Nicolas Cage knows that he’s the man in the meme. In an interview with Moviefone following the Toronto International Film Festival screening of Joe, a David Gordon Green–directed drama in which Cage plays an ex-con who mentors a 15-year-old boy (played by Tye Sheridan), Cage addressed his virtual footprint, a FrankenCage crafted out of YouTube clips and blogs like Nic Cage as Everyone. Cage has previously stated that he doesn’t mind the Internet’s obsession with him, and reiterated to Moviefone that the coverage helps him stay “relevant with younger generations” who might otherwise have passed on ancient artifacts like Deadfall. Cage may be weird — he shops in excess, he loves comics so much that he named his son Kal-El and took the last name of Marvel figure Luke Cage to distance himself from his uncle Francis Coppola — but the eccentric celebrities who tried to outbid him on his dinosaur skull simply can’t compete in the meme arena. Cage, who doesn’t have a Facebook or website of his own, says that confronting his digital double is unavoidable, because people will send him links to Tumblrs featuring his face and “I’m like, ‘I don’t know! I don’t know why this is happening!'” A Cage and a twin, locked again in the claustrophobic embrace of a metafilm.

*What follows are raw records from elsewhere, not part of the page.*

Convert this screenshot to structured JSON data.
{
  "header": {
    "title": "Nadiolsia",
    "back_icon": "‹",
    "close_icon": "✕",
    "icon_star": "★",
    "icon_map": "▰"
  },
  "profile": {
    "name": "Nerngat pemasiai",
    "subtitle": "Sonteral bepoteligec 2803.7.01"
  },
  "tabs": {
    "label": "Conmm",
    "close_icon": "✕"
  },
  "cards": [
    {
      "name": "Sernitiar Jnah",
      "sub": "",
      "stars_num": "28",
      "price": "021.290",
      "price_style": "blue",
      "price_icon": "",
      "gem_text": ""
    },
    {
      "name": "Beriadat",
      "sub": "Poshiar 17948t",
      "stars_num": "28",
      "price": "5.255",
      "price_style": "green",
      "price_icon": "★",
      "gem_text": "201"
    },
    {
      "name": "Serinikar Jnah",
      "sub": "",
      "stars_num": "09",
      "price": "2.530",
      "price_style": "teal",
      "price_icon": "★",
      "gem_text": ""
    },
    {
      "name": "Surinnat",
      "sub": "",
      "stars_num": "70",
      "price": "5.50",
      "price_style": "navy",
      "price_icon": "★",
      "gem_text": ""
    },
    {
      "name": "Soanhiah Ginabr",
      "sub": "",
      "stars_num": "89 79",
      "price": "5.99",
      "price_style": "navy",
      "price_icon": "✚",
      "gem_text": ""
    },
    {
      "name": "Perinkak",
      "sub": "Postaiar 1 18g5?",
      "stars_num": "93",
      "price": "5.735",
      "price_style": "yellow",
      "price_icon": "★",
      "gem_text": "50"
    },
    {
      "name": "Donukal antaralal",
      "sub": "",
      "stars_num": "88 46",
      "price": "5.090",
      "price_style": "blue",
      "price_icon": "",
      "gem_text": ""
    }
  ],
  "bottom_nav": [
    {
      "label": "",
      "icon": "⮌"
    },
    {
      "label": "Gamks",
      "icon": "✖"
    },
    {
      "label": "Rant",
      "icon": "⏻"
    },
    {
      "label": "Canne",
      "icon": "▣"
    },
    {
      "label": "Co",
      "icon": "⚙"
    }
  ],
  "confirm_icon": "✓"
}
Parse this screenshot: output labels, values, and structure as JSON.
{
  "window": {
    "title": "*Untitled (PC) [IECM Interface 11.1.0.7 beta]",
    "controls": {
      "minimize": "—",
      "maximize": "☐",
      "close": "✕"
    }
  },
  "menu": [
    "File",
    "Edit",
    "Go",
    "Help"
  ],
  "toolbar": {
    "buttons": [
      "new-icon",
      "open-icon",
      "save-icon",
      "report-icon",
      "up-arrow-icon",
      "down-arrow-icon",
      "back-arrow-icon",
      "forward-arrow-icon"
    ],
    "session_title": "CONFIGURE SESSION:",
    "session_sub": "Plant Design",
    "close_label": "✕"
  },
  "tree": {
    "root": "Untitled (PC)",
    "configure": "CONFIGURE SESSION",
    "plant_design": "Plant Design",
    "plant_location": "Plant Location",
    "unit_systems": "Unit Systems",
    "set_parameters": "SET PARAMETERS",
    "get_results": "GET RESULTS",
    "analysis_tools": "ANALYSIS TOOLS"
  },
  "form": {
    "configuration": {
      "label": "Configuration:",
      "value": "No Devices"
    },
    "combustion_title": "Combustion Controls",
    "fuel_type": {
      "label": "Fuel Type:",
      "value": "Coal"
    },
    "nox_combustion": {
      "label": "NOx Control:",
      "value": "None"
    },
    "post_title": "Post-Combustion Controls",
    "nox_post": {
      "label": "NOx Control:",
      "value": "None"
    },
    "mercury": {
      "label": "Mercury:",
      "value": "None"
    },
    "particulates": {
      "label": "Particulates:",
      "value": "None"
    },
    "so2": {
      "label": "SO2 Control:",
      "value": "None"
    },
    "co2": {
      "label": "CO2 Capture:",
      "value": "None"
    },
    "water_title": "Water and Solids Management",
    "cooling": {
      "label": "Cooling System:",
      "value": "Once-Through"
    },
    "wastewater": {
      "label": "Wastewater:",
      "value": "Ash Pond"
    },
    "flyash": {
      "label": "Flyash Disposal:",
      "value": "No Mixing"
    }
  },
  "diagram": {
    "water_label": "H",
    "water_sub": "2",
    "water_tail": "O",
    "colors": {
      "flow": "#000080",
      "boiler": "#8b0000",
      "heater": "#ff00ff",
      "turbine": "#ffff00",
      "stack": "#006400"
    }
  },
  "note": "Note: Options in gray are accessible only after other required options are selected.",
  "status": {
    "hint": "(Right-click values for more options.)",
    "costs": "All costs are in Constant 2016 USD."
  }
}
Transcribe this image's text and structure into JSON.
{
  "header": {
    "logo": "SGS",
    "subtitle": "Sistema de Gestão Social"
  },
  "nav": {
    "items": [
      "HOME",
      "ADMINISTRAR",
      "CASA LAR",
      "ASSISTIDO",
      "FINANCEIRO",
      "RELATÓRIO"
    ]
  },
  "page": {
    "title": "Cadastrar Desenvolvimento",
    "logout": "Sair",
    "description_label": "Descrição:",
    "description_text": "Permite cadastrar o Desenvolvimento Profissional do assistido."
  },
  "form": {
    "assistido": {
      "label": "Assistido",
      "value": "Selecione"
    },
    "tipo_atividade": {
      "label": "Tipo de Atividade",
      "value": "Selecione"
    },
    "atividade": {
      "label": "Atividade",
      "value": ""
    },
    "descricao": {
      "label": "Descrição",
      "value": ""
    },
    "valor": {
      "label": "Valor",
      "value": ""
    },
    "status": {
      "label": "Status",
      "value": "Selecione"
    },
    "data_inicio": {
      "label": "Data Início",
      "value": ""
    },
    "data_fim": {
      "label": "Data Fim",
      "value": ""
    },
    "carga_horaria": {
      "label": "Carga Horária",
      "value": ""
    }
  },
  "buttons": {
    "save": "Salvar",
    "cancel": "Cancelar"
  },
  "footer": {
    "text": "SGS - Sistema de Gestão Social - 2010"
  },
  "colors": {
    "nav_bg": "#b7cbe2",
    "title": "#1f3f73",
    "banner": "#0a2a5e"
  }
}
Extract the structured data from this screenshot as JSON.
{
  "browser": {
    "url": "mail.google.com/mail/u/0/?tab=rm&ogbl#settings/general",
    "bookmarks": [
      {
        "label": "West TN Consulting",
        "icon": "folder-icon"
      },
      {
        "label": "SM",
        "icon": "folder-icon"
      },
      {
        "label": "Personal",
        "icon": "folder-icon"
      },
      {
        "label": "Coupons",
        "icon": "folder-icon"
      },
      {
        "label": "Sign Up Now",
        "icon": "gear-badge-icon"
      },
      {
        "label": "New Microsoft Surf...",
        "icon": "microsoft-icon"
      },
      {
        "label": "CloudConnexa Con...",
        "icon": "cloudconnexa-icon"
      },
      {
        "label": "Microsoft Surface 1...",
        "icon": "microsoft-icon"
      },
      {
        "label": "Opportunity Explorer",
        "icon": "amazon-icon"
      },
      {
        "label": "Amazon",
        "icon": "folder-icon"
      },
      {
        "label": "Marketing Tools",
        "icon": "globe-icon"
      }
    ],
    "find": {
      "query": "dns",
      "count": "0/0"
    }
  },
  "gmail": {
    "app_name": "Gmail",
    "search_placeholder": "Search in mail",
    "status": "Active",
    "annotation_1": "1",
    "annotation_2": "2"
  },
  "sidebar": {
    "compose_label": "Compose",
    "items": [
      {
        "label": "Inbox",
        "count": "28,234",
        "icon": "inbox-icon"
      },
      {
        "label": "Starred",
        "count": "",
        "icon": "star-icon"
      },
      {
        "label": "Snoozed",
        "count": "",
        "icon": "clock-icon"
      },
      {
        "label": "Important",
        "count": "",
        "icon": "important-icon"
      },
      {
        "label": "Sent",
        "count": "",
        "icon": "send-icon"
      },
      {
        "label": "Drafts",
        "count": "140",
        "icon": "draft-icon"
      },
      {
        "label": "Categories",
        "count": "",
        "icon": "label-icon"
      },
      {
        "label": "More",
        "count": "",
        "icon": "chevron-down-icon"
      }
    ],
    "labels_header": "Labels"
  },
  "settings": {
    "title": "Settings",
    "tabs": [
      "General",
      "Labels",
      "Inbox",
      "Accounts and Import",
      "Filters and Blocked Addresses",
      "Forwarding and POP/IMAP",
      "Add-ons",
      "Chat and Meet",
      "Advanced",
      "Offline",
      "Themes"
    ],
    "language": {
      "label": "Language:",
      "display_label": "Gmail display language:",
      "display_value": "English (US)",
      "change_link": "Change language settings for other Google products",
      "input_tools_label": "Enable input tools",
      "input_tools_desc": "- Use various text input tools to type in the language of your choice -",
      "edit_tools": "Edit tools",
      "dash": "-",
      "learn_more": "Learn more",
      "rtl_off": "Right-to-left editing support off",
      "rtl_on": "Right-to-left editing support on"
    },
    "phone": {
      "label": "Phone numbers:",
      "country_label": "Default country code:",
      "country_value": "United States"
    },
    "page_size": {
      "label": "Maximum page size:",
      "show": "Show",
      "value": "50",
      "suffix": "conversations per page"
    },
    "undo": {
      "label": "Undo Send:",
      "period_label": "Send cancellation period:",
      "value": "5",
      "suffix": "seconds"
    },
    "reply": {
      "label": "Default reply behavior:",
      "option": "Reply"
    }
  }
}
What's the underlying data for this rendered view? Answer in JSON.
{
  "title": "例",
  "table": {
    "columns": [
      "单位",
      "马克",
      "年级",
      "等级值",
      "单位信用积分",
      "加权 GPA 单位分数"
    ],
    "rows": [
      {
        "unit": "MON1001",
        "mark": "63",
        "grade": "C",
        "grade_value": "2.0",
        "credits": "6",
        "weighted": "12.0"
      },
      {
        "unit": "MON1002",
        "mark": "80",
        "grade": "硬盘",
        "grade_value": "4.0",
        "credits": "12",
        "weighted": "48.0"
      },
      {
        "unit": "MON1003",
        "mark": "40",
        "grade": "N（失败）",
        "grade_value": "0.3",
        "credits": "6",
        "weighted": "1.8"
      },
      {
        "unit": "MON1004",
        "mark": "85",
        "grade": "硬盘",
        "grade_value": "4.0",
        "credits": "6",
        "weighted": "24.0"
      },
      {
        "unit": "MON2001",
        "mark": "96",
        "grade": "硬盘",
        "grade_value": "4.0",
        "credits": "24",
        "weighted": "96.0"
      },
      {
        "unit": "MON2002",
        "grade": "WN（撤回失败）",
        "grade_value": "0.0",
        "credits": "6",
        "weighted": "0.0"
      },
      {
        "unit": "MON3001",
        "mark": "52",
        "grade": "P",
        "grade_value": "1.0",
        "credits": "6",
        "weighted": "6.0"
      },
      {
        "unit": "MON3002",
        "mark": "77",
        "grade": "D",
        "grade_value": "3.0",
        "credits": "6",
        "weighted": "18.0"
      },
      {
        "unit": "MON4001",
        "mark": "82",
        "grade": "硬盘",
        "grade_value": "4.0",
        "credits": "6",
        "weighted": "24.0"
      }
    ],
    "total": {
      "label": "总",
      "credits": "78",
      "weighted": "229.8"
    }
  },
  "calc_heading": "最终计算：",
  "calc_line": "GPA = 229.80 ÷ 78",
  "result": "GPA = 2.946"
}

Cage knows the flavor of his presence onscreen is strong, bracing, and umami, and calls his method of acting “Nouveau Shamanic.” Roger Ebert was protective of Cage, praising him for his ability to be “daring and fearless in his choice of roles, and unafraid to crawl out on a limb, saw it off and remain suspended in air,” writing that he “always seems so earnest. However improbable his character, he never winks at the audience. He is committed to the character with every atom and plays him as if he were him.” He doesn’t discriminate, works hard, and respects even the bees (oh god, not the bees!), which has earned him the reputation of being simultaneously über-talented (Leaving Las Vegas, Wild at Heart, Honeymoon in Vegas) and hilariously alienating. His online fandom predates YouTube and consists of legends of men in leather jackets eating Fudgsicles, the actor desiring cake, and rage comics. Cage seems to be in the camp of people who adhere to the idea that you might do well to say yes to everything without reservation, just celebrating himself, being Miley.
This has resulted in the kind of fame that invites riffing and interpretation, like Christopher Walken’s, Samuel L. Jackson’s, and even Keanu Reeves’s, whose sad sandwich eating inspired a holiday. The subject’s acting quirks have to be immediately recognizable; their vocal tone and inflection are distinct enough for viewers to identify while blindfolded. They make career choices that seem out of step with their statuses: Walken in Puss in Boots and Jackson in Snakes on a Plane jump to mind as being real brain-thumping professional moves, but a lot of fun to watch nonetheless. It seems as though the actor is consciously engaging with the weird machine that picked him out of the Screen Actors Guild pool as an Internet icon, playing along with us even though they don’t know what exactly earned them their GIFs. Seeking out that kind of fame deliberately doesn’t work (I refuse to link to you, “Mass Text” by Tay Allyn) because it has to come from a place of earnestness, but it doesn’t seem to suffer from the actor using it for publicity. It’s a joke that comes out of nowhere and hugs its recipient while wet-willying him, leaving no scars (Cage the meme king is still taken seriously enough to earn early performance raves for Joe), delivering the blows gently and with affection, as if the attacker were wearing fuzzy mittens. In a community known for bullying or tearing down anyone or anything that crosses its path on a bad day, bestowing the meme honors on a celebrity acts like a form of reverence, a way to acknowledge style as symbol, something that stands up to mockery.
Ryan Gosling, another meme prince, once compared his fan-generated “Hey Girl” series to Fabio’s pigeon, in which scenario Gosling is Fabio and the web is the bird. It’s a story (and accompanying photo set) that belongs on the front page of some important chapter in the forthcoming Book of Internet, one that tells of a self-serious male supermodel who had been dive-bombed by a rogue avian creature while riding a roller coaster at Busch Gardens. Fabio may have said no to something at some point in his professional life, but it wasn’t soap operas, a role on a Suite Life of Zack & Cody spinoff, a series of margarine commercials, a women’s clothing line, Dude, Where’s My Car?, or a sax-heavy album. He was beaten up by a flying animal, and there he sat, his shirt unbuttoned just an extra notch or two, his blond mane wind-whipped like fake butter on vacation. It was the opposite of the salad lunches and beach strolls of the “Stars Are Just Like Us” column: No, this was nothing like us; this would have happened to nobody other than Fabio.
The meme is a powerful thing, conflating character and celebrity, dual-casting you as yourself in everything no matter what other role you choose to play. It captures the essence of the celebrity, a whiff of authenticity, a through line that just feels real, even if it isn’t. As Cage said, “Once something is written it becomes the mindset and the culture […] There really is nothing I can do about it but accept it.” Don’t ask how it got burned onto the world, just let it burn.